Question 5: How many customers paid the Monthly Fee in May 2019? Predict the Membership End Date for these customers.

We'll filter the data for May 2019 to find customers who paid the Monthly Fee. As we can't make any assumptions about membership end dates based on June 2019 transactions, and we can't employ a machine learning model without relevant training data including Membership End Date, we can take an approach based on historical data.

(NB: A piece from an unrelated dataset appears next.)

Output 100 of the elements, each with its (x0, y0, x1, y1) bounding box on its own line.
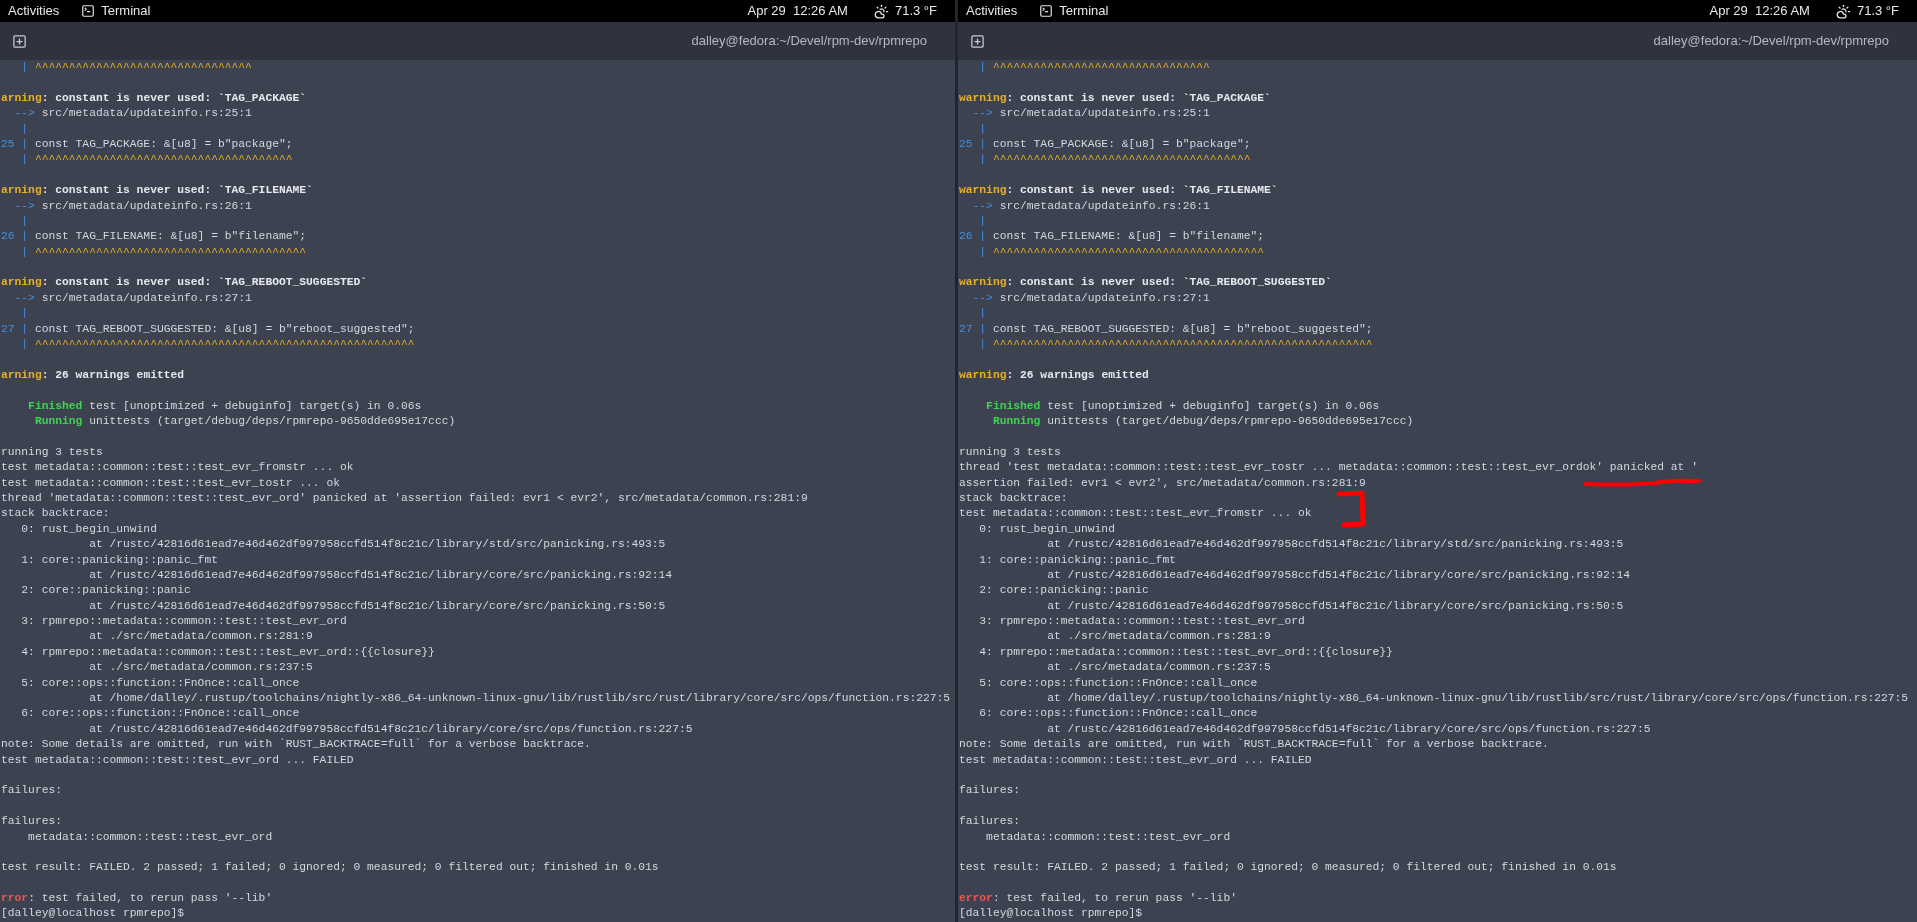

We'll calculate the average membership duration for each customer up to May 2019, and use this average to project an expected membership end date for the customers identified in the previous step.

In [10]:
df['Transaction Date'] = pd.to_datetime(df['Transaction Date'])
df['Membership Start Date'] = pd.to_datetime(df['Membership Start Date'])

# Filter for transactions in May 2019 with Monthly Fee
may_2019_payments = df[(df['Transaction Date'].dt.month == 5) & 
                       (df['Transaction Date'].dt.year == 2019) & 
                       (df['Payment Type'] == 'Monthly Fee')]

customers_count = may_2019_payments['Customer ID'].nunique()
print(f"There are {customers_count} customers who paid the Monthly Fee in May 2019.")

# Calculate the average membership duration up to May 2019 for each customer
df_before_june_2019 = df[df['Transaction Date'] <= '2019-05-31']
df_before_june_2019['Duration'] = (df_before_june_2019['Transaction Date'] - df_before_june_2019['Membership Start Date']).dt.days
avg_durations = df_before_june_2019.groupby('Customer ID')['Duration'].mean()

# Predict the end date using the average duration
may_2019_payments = may_2019_payments.set_index('Customer ID')
may_2019_payments['Average Duration'] = avg_durations
may_2019_payments['Predicted End Date'] = may_2019_payments['Transaction Date'] + pd.to_timedelta(may_2019_payments['Average Duration'], unit='d')

print(may_2019_payments[['Predicted End Date']])

There are 4533 customers who paid the Monthly Fee in May 2019.
                       Predicted End Date
Customer ID                              
386379      2019-06-22 19:12:00.000000000
385532      2019-06-18 19:12:00.000000000
382351      2019-06-05 19:12:00.000000000
363517      2019-06-11 00:00:00.000000000
362304      2019-07-05 17:08:34.285689600
...                                   ...
397958      2019-05-18 00:00:00.000000000
397965      2019-05-11 07:59:59.999971200
397969      2019-05-11 07:59:59.999971200
397983      2019-05-11 07:59:59.999971200
398359      2019-05-12 00:00:00.000000000

[4585 rows x 1 columns]


This approach assumes that a customer's past behavior is indicative of their future behavior. This might not always be the case. We're relying on the mean duration, which can be sensitive to outliers. Median or mode could be alternative metrics to consider. We're considering all past transactions, but it might be useful to give more weight to recent transactions.